Rep. Greg Steube (R-Fla.) said Wednesday he plans to force a vote on censuring Rep. Sheila Cherfilus-McCormick (D-Fla.), who was indicted earlier in the day for allegedly stealing $5 million in FEMA overpayments.

It’s an epidemic of finger pointing and virtue signaling. And it’s not just the usual partisan guerrilla warfare: The Garcia reprimand was introduced by fellow Democrat Marie Gluesenkamp Perez, and the Mills censure was sponsored by fellow Republican Nancy Mace. Partisanship has undoubtedly encouraged retaliation, however, as both sides keep count of how many of their teammates are being shamed. But any House member can make a “privileged” motion to reprimand or censure a colleague, which forces an almost immediate vote. And only a simple majority is required for passage (actual expulsion, however, requires a two-thirds vote and rarely occurs).

Fortunately, someone has come forward to get a grip on all the incensed censoring, notes Axios:

Reps. Don Beyer (D-Va.) and Don Bacon (R-Neb.) introduced legislation Thursday to raise the threshold [for censure] to a 60% majority, according to legislative text obtained by Axios.

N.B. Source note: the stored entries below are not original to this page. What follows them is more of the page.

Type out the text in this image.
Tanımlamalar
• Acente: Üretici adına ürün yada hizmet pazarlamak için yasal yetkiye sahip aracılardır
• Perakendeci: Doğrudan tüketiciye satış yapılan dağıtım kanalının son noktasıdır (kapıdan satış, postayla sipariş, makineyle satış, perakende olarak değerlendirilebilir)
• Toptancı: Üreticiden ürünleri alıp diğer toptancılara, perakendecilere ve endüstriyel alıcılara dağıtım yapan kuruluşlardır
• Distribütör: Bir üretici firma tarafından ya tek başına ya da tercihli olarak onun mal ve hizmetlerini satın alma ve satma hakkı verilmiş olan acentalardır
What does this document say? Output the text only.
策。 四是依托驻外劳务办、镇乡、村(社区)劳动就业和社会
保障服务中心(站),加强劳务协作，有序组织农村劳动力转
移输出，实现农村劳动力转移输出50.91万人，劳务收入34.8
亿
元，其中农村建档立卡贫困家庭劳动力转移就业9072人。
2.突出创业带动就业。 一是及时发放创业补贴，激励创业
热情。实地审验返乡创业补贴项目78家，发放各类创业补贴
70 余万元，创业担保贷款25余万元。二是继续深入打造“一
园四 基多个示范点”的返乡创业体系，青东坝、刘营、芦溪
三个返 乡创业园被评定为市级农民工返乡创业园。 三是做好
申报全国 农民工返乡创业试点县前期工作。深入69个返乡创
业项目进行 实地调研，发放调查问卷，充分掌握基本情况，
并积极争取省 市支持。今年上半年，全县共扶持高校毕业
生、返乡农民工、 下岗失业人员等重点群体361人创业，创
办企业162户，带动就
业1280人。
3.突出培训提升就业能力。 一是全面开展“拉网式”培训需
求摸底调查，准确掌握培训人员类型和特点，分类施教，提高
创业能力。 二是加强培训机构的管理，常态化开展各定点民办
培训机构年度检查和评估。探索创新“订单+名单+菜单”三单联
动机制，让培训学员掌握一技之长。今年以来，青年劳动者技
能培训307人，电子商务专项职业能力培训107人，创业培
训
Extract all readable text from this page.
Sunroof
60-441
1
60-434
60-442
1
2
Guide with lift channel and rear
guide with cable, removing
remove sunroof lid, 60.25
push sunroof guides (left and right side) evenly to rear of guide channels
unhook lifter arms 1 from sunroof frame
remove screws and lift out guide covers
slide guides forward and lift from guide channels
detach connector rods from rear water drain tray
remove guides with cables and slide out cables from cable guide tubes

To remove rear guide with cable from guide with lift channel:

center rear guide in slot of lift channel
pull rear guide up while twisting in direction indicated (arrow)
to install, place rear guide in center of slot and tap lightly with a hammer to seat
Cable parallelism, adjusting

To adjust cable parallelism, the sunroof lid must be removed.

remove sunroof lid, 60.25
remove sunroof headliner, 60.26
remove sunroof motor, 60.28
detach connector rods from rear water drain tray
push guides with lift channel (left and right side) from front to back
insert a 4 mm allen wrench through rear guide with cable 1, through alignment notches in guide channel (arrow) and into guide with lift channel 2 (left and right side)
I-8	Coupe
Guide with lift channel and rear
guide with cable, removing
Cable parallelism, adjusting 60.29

In a letter to colleagues, Beyer and Bacon wrote, “These cycles of censure and punishment impair our ability to work together for the American people, pull our focus away from problems besetting the country, and inflict lasting damage on this institution.”

“We believe this is a sensible reform that would fix a broken process and raise the level of sanity in the House,” they added.

The best endorsement of the measure came from Connecticut Democrat Jim Himes.

“I am in camp ‘shut this shit down,’” he said. “We’ll spend the next year censuring each other. It’s bullshit. We need due process.”

A 60 percent threshold would make purely (or primarily) partisan-censure resolutions impossible and would probably lead to a return to the days when House members condemned each other with rhetoric rather than formal measures. The way things are going, the cycle of rebukes and counter-rebukes could lead to mutually assured destruction.